Recently some students have told me that I’m funny. Comedy funny, not strange funny, though I’m sure I’m that too. I’m taking that as a complement. Last night I had a lesson with the 16-year-old who wants to become a pilot. His head is very firmly screwed on, and he’d rather not spend (waste?) four years at university, as his dad would like him to do, before starting his pilot training.

Under nine days till I fly to the UK. I still haven’t properly thought about it.

Wheely scary

Yesterday I had a look at the bright blue 2006 Peugeot 307. A diesel, which I’ve never had before. Diesels get a terrible press from all the ghastly shite they pump into the atmosphere. The guy I met outside the cash-and-carry was young. It was registered in his mum’s name – she was born in 1973. It only had 133,000 km on the clock – I hope that’s genuine – and both the car and its vendor were the least dodgy I’ve come across so far. It had air con, an absolute must here, plus a load of fancy computery stuff that looked beyond me even though I’m sure it’s already old hat – every car I’ve ever owned before was built last century. Its warrant (or ITP as they call it here) runs out in July. So today I bit the bullet. It was going for €2250, I offered €2000, he bumped that up by €100 and we had a deal.

This morning I met him back at the cash-and-carry, armed with the 21 green euro notes I’d just withdrawn from the bank. (He said he’d accept either euros or lei; I had €2800 in my euro account – that I rarely use – after buying this flat and receiving the odd payment for lessons with the German girl.) On the way I met the mother of the 12-year-old boy I’d be seeing this afternoon. I was early and nervous as anything. I popped into the store to use the loo. Near the entrance were a variety of football tables for sale. I think my parents still have the one I had as a kid. I wondered why table football always uses a 2-5-3 formation. Then he turned up and we drove to the village hall in Sânandrei where I met his mother – they made copies of my residence permit and I had paperwork to sign – and blow me down (as my mother would say) I saw the mother of my 12-year-old student again. What on earth are you doing here? The business at the village hall was only the start of all the bewildering bureaucracy I’ll have to contend with now that I’ve bought a car. This took nearly an hour, then I was free to go.

But my god, It had been seven years since I last properly drove, and I was in a completely new car. The Sânandrei bit wasn’t too bad – take it nice and slowly, no rush – then I hit the city. Roundabouts and lane changes and bugger me, can I even do this again? I got hooted at just once. I wish I had an L-plate on the back (here it’s an exclamation mark) or a great big neon poo to tell everyone just how out of practice and shit-scared I was. For some of the way I was behind a car whose number plate was TM 13 DIE. When I finally parked just round the corner from my block, I breathed one hell of a sigh of relief.
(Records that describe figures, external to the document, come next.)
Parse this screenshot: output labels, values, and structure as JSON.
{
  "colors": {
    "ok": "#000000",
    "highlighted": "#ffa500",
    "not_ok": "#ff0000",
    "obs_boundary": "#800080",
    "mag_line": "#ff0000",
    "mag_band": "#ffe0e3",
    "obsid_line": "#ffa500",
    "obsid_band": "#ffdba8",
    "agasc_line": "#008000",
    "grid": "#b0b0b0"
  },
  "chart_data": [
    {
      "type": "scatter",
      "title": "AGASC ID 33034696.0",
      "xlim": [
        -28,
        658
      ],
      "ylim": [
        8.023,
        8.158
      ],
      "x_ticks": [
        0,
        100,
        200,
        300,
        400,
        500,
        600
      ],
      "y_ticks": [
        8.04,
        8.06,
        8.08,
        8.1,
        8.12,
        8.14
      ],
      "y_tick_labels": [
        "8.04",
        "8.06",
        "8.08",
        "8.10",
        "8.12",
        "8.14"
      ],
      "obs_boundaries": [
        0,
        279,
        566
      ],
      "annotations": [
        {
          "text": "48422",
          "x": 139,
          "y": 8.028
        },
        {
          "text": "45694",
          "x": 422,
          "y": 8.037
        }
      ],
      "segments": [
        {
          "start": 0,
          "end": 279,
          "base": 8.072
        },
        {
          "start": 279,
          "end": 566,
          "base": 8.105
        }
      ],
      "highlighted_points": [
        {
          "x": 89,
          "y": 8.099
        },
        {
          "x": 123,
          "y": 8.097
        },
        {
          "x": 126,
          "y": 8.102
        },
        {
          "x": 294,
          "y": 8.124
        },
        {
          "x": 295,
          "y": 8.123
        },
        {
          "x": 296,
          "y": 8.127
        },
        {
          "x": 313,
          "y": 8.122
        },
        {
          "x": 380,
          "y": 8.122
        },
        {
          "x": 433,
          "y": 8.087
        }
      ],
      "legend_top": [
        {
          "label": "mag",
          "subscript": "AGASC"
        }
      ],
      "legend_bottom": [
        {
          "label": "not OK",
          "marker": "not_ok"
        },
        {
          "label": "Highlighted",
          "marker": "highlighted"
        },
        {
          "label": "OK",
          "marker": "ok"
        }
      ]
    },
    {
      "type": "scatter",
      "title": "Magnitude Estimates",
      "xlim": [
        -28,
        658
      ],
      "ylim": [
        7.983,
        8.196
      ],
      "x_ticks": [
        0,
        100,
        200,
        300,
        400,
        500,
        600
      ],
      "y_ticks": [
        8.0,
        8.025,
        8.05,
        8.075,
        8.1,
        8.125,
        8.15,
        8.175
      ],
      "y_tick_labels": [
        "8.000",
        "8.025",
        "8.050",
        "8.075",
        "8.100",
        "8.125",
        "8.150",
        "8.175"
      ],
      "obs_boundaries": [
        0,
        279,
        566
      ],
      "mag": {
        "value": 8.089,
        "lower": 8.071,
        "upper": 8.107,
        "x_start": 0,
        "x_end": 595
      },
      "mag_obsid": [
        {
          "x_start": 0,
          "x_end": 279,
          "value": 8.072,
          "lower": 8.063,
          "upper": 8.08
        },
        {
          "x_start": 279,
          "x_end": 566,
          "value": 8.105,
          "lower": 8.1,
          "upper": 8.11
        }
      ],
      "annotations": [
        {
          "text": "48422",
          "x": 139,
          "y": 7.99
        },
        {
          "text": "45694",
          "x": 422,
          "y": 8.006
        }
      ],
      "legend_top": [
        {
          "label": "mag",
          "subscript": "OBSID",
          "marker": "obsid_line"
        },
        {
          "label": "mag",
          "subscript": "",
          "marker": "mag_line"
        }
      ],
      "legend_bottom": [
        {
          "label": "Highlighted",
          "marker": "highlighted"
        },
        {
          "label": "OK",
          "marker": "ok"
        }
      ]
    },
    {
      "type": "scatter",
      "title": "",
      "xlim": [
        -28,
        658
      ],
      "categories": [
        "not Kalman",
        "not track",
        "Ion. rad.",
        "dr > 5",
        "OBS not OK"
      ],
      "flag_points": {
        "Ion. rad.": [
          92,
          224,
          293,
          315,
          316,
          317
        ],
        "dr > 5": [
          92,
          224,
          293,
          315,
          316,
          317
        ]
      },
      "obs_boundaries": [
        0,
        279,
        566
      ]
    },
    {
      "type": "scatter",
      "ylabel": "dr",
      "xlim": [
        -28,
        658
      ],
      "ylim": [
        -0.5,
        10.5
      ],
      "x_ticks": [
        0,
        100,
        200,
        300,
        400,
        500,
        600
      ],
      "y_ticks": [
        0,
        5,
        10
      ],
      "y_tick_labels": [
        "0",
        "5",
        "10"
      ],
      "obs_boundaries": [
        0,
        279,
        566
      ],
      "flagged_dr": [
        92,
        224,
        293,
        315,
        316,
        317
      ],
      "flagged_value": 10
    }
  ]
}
In theory this will be good, and I’ve always been a fan of French cars after living in France in 2000-01 and seeing all manner of shapely jalopies on the roads, but driving again will take some getting used to and I’ve just injected another layer of life admin which I could do without. I won’t get the chance to drive again until Sunday because I’ve got a packed schedule of lessons until then. And no I won’t drive to lessons in the city. Not yet anyway, that’s for sure.

Last night I watched bits of Blues’ home game against Middlesbrough. In a far cry from their win over Sunderland last month in front of a full house, the crowd – sparser this time – sounded nervous. Panic had set in; the spectre of relegation with a capital R was hanging over the place. Middlesbrough scored the only goal – a very good one – in the 16th minute, while Blues were dire from what I saw. Since Tony Mowbray’s serious illness forced him to step down, the stuffing has been knocked out of the team. Keep playing like they did last night, or the two games before that, and they will be relegated.